L’attentat à la bombe de MOVE a montré il y a près de 40 ans que les démocrates finiront par défendre, avec violence si nécessaire, les institutions qui produisent et entretiennent l’oppression raciale. Cependant, aussi importante que la violence, est la capacité du parti à canaliser la rébellion vers des eaux sûres et à coopter ses dirigeants. Après le meurtre de George Floyd, le mouvement Black Lives Matter a produit la plus grande rébellion urbaine de l’histoire des États-Unis. Mais sans une direction avec une vision claire de la manière de gagner la libération et capable de défier l’influence suffocante des démocrates dans les ONG et les cercles libéraux, cela s’est essoufflé.

Lorsque les Noirs sont descendus dans la rue avec rage dans les années 1960 à cause de la violence policière, de nombreux maires noirs comme Wilson Goode ont été installés pour éteindre les incendies. L’année qui a suivi le soulèvement de Black Lives Matter en 2020, Eric Adams, un démocrate noir et ex-flic, a été élu maire de New York. Bien que salué par la presse libérale, il prévoit de ramener les unités anti-criminalité controversées qui ont été officiellement dissoutes en 2020 en concession aux manifestants de Black Lives Matter. Il a récemment fait pression pour une législation permettant aux jeunes de 16 et 17 ans d’être jugés comme des adultes.

L’attentat à la bombe de MOVE a sonné le glas du mouvement Black power de la fin des années 1960 et 1970, dont MOVE était l’un des derniers vestiges. Malcolm X, le Black Panther Party, et maintenant MOVE, avaient tous été violemment maîtrisés par la répression étatique. Ce qui a suivi a été une période de défaite et de démoralisation dans la lutte contre l’oppression raciale aux États-Unis.

Pas un seul policier ou fonctionnaire à quelque niveau que ce soit n’a été tenu pour responsable de l’attentat à la bombe. La seule punition résultant de l’attaque était contre ses survivants. Ramona Africa a passé sept ans en prison, accusée du meurtre de ses camarades militants que la police avait brûlés vifs. Malgré cela, Ramona Africa continue aujourd’hui son militantisme et garde vivante la mémoire de l’attentat et de ses leçons, contre les efforts des démocrates pour le balayer sous le tapis.
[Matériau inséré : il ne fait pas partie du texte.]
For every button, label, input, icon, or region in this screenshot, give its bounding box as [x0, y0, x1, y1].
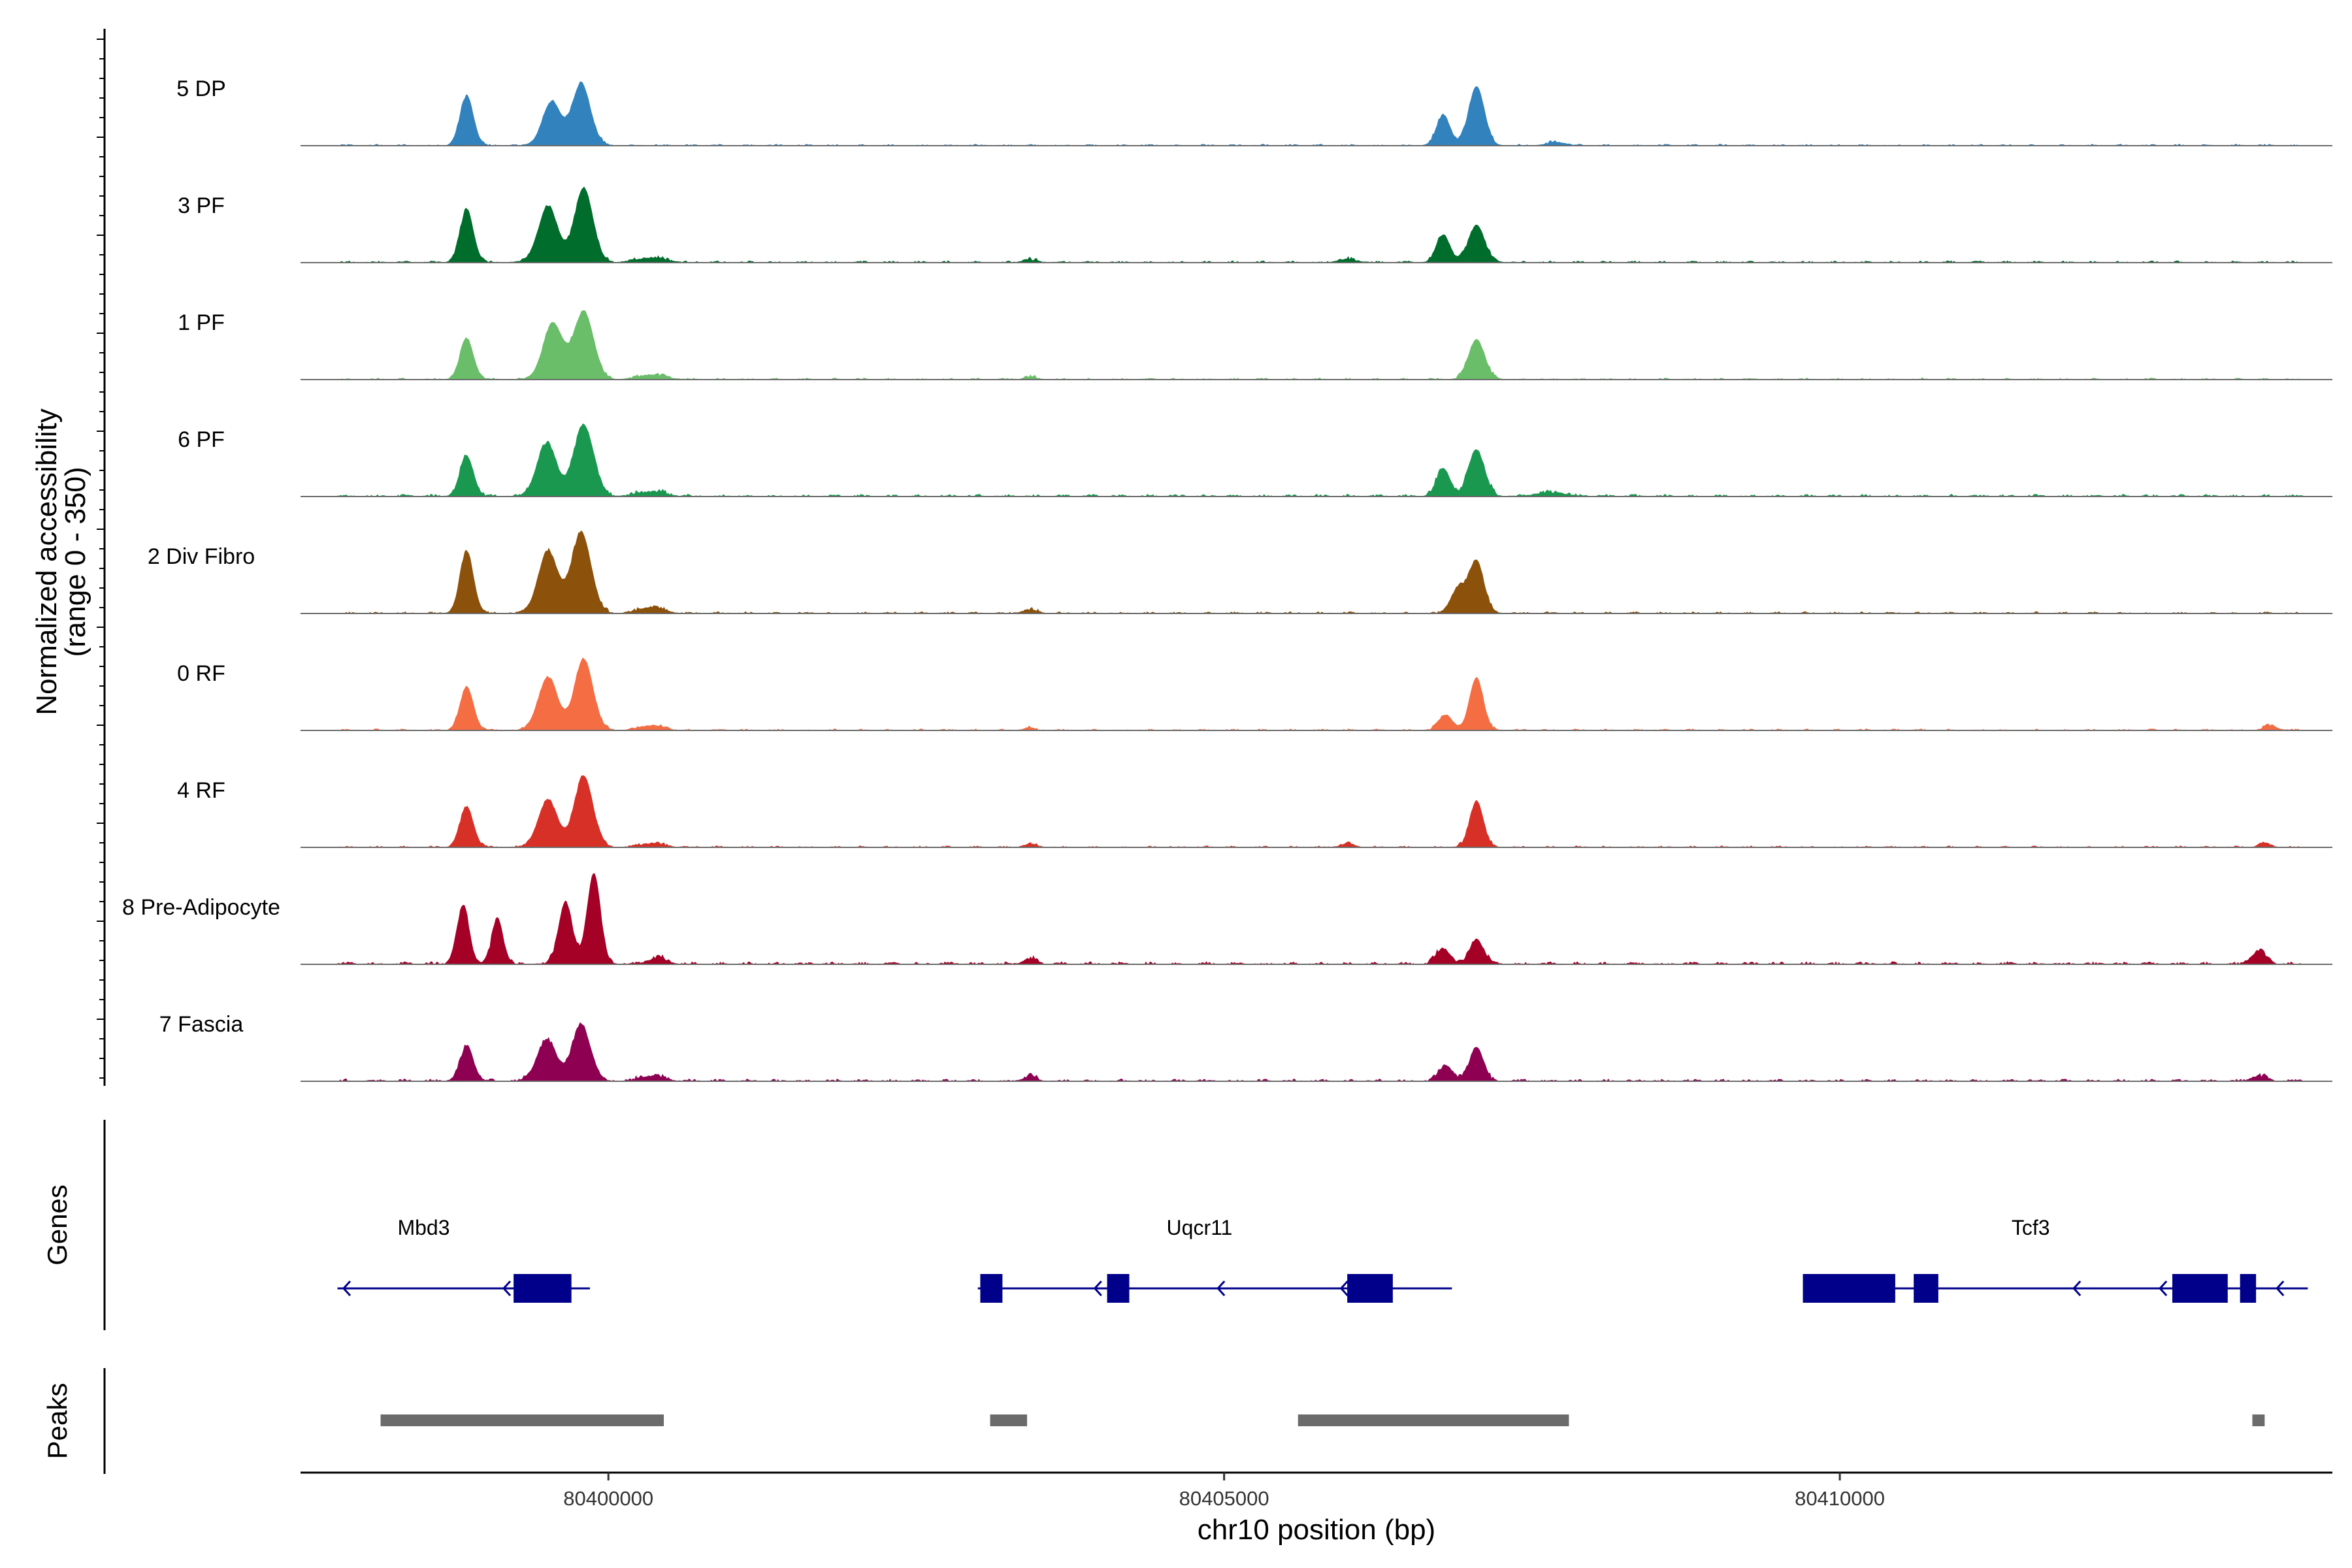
strand-arrow [2276, 1280, 2285, 1297]
strand-arrow [502, 1280, 512, 1297]
gene-label: Uqcr11 [1167, 1216, 1233, 1239]
coverage-area-6-pf [337, 423, 2308, 497]
gene-exon [2240, 1274, 2257, 1303]
track-label: 6 PF [178, 427, 225, 452]
gene-annotations: Mbd3 Uqcr11 Tcf3 [337, 1216, 2308, 1303]
coverage-area-3-pf [337, 186, 2308, 263]
gene-exon [1803, 1274, 1895, 1303]
y-axis-title: Normalized accessibility [31, 408, 63, 715]
strand-arrow [342, 1280, 351, 1297]
gene-label: Tcf3 [2012, 1216, 2050, 1239]
coverage-area-1-pf [337, 310, 2308, 380]
gene-exon [2172, 1274, 2228, 1303]
coverage-area-5-dp [337, 81, 2308, 146]
x-tick-label: 80410000 [1795, 1487, 1885, 1510]
coverage-area-7-fascia [337, 1022, 2308, 1081]
peak-region [2252, 1414, 2265, 1426]
gene-exon [514, 1274, 572, 1303]
peak-region [1298, 1414, 1569, 1426]
peak-regions [380, 1414, 2265, 1426]
track-label: 8 Pre-Adipocyte [122, 895, 280, 920]
gene-exon [1914, 1274, 1938, 1303]
gene-exon [1107, 1274, 1130, 1303]
strand-arrow [2072, 1280, 2082, 1297]
x-tick-label: 80405000 [1179, 1487, 1269, 1510]
y-axis-range-label: (range 0 - 350) [59, 466, 91, 657]
track-label: 3 PF [178, 193, 225, 218]
x-tick-label: 80400000 [563, 1487, 653, 1510]
gene-exon [1347, 1274, 1393, 1303]
strand-arrow [1217, 1280, 1226, 1297]
peak-region [380, 1414, 664, 1426]
strand-arrow [2159, 1280, 2168, 1297]
coverage-area-2-div-fibro [337, 530, 2308, 613]
coverage-tracks: 5 DP 3 PF 1 PF 6 PF 2 Div Fibro 0 RF 4 RF 8 Pre… [122, 76, 2332, 1082]
coverage-area-0-rf [337, 657, 2308, 730]
coverage-area-4-rf [337, 775, 2308, 847]
track-label: 2 Div Fibro [148, 544, 255, 569]
track-label: 0 RF [177, 661, 225, 686]
coverage-area-8-pre-adipocyte [337, 873, 2308, 964]
x-axis-ticks: 80400000 80405000 80410000 [563, 1473, 1885, 1510]
gene-exon [980, 1274, 1003, 1303]
strand-arrow [1339, 1280, 1348, 1297]
strand-arrow [1093, 1280, 1102, 1297]
track-label: 4 RF [177, 778, 225, 803]
track-label: 5 DP [176, 76, 226, 101]
gene-label: Mbd3 [397, 1216, 449, 1239]
track-label: 7 Fascia [159, 1012, 244, 1037]
track-label: 1 PF [178, 310, 225, 335]
peak-region [990, 1414, 1028, 1426]
peaks-panel-title: Peaks [42, 1383, 73, 1460]
y-axis-ticks [97, 39, 105, 1079]
genes-panel-title: Genes [42, 1184, 73, 1266]
x-axis-title: chr10 position (bp) [1198, 1514, 1435, 1546]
Ramona a donné un avertissement aux jeunes radicaux dans une interview de 2017 avec Truthout : « Ne vous laissez pas compromettre ou coopter, car croyez-moi, ils essaieront… Ce système viendra à vous avec toutes sortes de choses. Toutes sortes! Mais si vous tombez dans le panneau, c’est fini… Vive la révolution ! On bouge !” Pour combattre efficacement et mettre fin aux violences policières racistes, nous devons suivre les conseils de Ramona.